А море все роптало и вздыхало, и молочно-бирюзовая грудь его тихонько вздрагивала под горячими солнечными лучами.
Под ложечкой у Миколы снова засосало, и эта старая голодная боль заставила его опомниться. «Эх, закусить бы!» Он посмотрел на море, на зелень у бульвара и потом на себя. Вид у него был неказистый: сбитые, пропыленные насквозь лапти, грязные онучи, заплатанная холщовая рубаха и такие же штаны. И страшно было видеть эту мрачную фигуру с мешком за плечами, ни к селу ни к городу торчащую среди нарядного бульвара, на фоне вечно-прекрасного моря и празднично-голубых небес.
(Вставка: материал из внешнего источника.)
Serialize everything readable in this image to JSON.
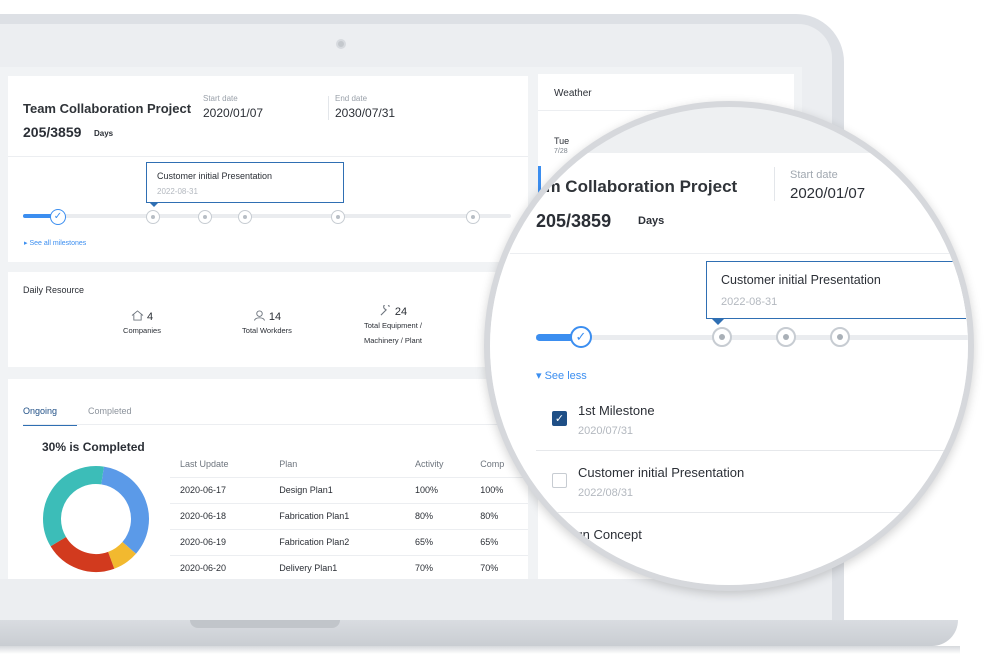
{
  "project": {
    "title": "Team Collaboration Project",
    "days": "205/3859",
    "days_label": "Days",
    "start_label": "Start date",
    "start_value": "2020/01/07",
    "end_label": "End date",
    "end_value": "2030/07/31",
    "tooltip_title": "Customer initial Presentation",
    "tooltip_date": "2022-08-31",
    "see_all": "See all milestones",
    "progress_fraction": 0.05
  },
  "resource": {
    "title": "Daily Resource",
    "items": [
      {
        "value": "4",
        "label": "Companies",
        "icon": "house-icon"
      },
      {
        "value": "14",
        "label": "Total Workders",
        "icon": "person-icon"
      },
      {
        "value": "24",
        "label": "Total Equipment /",
        "label2": "Machinery / Plant",
        "icon": "wrench-icon"
      }
    ]
  },
  "progress": {
    "tabs": [
      "Ongoing",
      "Completed"
    ],
    "completed_text": "30% is Completed",
    "columns": [
      "Last Update",
      "Plan",
      "Activity",
      "Comp"
    ],
    "rows": [
      [
        "2020-06-17",
        "Design Plan1",
        "100%",
        "100%"
      ],
      [
        "2020-06-18",
        "Fabrication Plan1",
        "80%",
        "80%"
      ],
      [
        "2020-06-19",
        "Fabrication Plan2",
        "65%",
        "65%"
      ],
      [
        "2020-06-20",
        "Delivery Plan1",
        "70%",
        "70%"
      ]
    ],
    "donut": {
      "segments": [
        {
          "color": "#5b9ae8",
          "fraction": 0.34
        },
        {
          "color": "#f2b92f",
          "fraction": 0.08
        },
        {
          "color": "#d23a1e",
          "fraction": 0.22
        },
        {
          "color": "#3cbdb8",
          "fraction": 0.36
        }
      ]
    }
  },
  "weather": {
    "title": "Weather",
    "day": "Tue",
    "date": "7/28"
  },
  "magnifier": {
    "title": "am Collaboration Project",
    "start_label": "Start date",
    "start_value": "2020/01/07",
    "days": "205/3859",
    "days_label": "Days",
    "tooltip_title": "Customer initial Presentation",
    "tooltip_date": "2022-08-31",
    "see_less": "See less",
    "milestones": [
      {
        "name": "1st Milestone",
        "date": "2020/07/31",
        "checked": true
      },
      {
        "name": "Customer initial Presentation",
        "date": "2022/08/31",
        "checked": false
      },
      {
        "name": "sign Concept",
        "date": "",
        "checked": false
      }
    ]
  },
  "colors": {
    "accent": "#3b8ef0",
    "primary_dark": "#1f4f86",
    "shell": "#dde0e5"
  }
}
А его уже заприметил городовой и с строгим лицом, с строгими усами, с строго нахмуренными бровями грозно надвигался на него.
— Ты чего сюда залез? А? — внушительно произнес он, останавливаясь перед Миколой. — Здесь не полагается! Слышь ты?
Микола виновато улыбнулся.
— Да ведь кабы знамо было… — начал он. — А то, вишь ты, я впервой… — Ну и того… заблудился кабыть.
— Ну и поворачивай оглобли. Шляются тут… черти оголтелые!